A. Infusion of nicotine into the ventral hippocampus at training and testing produced dose-dependent deficits in contextual (0.18 and 0.35 μg/side) and trace (0.35 μg/side) conditioning (n = 6 – 8). B. Infusion of nicotine into the ventral hippocampus produced deficits in contextual (0.09 and 0.35 μg/side) and trace (0.35 μg/side) conditioning in a 2-pairing trace fear conditioning paradigm (n = 8 – 9). C. Infusion of nicotine (0.09 or 0.35 μg/side) into the ventral hippocampus produced deficits in contextual fear conditioning, but had no effect on delay cued conditioning, using a 2-pairing 30 second CS training protocol (n = 8). D. Infusion of 0.35 μg/side nicotine into the ventral hippocampus at training or testing, or at both training and testing produced deficits in both trace and contextual fear conditioning (n = 8). Significant difference (p < 0.05) from the saline-infused control group denoted with (*); data are reported as mean ± standard error of the mean. Representations of cannula placements to right of data demonstrate that all infusions were directed into the ventral hippocampus.

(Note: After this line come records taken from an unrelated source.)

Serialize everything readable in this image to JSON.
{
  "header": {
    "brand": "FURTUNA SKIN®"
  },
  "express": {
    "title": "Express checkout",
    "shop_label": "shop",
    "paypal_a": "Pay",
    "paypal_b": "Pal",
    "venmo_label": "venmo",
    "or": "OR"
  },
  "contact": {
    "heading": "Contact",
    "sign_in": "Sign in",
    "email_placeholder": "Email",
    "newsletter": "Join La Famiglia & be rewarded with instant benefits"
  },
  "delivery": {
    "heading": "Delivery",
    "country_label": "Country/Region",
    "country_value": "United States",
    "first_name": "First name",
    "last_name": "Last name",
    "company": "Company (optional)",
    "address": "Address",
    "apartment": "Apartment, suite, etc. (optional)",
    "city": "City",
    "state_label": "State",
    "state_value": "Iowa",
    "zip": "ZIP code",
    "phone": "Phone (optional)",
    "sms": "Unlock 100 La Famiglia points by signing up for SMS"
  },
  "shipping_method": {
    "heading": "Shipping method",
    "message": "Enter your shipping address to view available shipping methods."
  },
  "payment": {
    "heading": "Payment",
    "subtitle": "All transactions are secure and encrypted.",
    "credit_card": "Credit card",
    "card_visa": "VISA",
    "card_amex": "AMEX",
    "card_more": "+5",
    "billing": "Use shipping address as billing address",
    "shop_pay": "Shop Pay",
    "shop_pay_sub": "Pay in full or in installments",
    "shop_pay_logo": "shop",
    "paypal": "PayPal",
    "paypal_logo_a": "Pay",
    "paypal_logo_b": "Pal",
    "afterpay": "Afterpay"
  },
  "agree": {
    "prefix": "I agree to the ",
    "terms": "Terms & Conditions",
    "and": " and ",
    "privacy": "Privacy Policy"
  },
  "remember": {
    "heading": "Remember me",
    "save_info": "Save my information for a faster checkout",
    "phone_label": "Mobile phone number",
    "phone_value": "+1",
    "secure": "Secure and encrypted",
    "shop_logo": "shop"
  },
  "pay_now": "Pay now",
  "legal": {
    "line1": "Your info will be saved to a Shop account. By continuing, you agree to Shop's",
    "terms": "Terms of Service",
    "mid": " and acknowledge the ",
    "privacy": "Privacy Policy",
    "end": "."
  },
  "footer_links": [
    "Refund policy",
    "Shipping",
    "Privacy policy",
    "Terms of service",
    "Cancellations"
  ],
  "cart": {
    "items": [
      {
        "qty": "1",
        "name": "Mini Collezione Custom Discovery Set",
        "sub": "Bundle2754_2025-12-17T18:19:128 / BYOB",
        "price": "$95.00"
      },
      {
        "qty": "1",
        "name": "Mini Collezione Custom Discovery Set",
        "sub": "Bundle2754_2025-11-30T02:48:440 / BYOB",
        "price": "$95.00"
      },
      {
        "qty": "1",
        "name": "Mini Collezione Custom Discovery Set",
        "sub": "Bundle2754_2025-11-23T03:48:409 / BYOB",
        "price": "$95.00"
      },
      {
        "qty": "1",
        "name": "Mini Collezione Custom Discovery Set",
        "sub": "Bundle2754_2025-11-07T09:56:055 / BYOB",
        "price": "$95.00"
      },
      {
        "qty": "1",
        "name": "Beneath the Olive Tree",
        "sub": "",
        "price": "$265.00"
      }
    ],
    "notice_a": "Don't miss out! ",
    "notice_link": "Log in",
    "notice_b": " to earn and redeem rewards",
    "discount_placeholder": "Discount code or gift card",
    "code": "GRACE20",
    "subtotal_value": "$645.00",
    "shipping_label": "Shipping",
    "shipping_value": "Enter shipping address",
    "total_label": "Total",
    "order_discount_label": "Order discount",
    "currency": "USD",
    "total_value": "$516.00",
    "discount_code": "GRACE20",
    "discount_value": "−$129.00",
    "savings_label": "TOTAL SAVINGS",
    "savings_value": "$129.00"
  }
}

Figure 4. Effects of nicotine infusion into the medial prefrontal cortex on fear conditioning

A. Infusion of nicotine (0.09 and 0.18 μg/side) into the medial prefrontal cortex at training and testing enhanced trace fear conditioning, but not contextual fear conditioning ( n = 13 – 14). B. Infusion of 0.09 μg/side nicotine into the medial prefrontal cortex at training and testing enhanced trace fear conditioning, but not contextual fear conditioning in 2-pairing trace fear conditioning (n = 7 – 8). C. Infusion of nicotine (0.09 or 0.35 μg/side) had no effect on contextual or delay cued fear conditioning (2 CS-US pairings, CS 30 second; n = 8). D. Infusion of 0.09 μg/side nicotine into the medial prefrontal cortex at training or at training and testing enhanced trace conditioning, but infusion at testing had no effect (n = 8). Significant difference (p < 0.05) from the saline-infused control group denoted with (*); data are reported as mean ± standard error of the mean. Representations of cannula placements to right of data demonstrate that all infusions were directed into the medial prefrontal cortex.

Figure 5. Effects of nicotinic antagonist infusion into the medial prefrontal cortex on trace fear conditioning

A. Infusion of DHβE into the medial prefrontal cortex at training and testing dose-dependently (9.00 and 18.00 μg/side) enhanced trace fear conditioning but not contextual conditioning (n = 8 – 9). B. Infusion of 9.00 μg/side DHβE into the medial prefrontal cortex at training enhanced trace conditioning, but infusion at testing produced deficits in both trace and contextual conditioning (n = 8). C. Infusion of MLA (13.50 and 27.00 μg/side) into the medial prefrontal cortex at training and testing enhanced trace fear conditioning but did not affect contextual conditioning (n = 9 – 10). D. Infusion of 13.50 μg/side MLA into the medial prefrontal cortex at training enhanced trace conditioning, but infusion at testing produced deficits in both trace and contextual conditioning (n = 8). Significant difference (p < 0.05) from the saline-infused control group denoted with (*); data are reported as mean ± standard error of the mean. Representations of cannula placements alongside data demonstrate that all infusions were directed into the medial prefrontal cortex.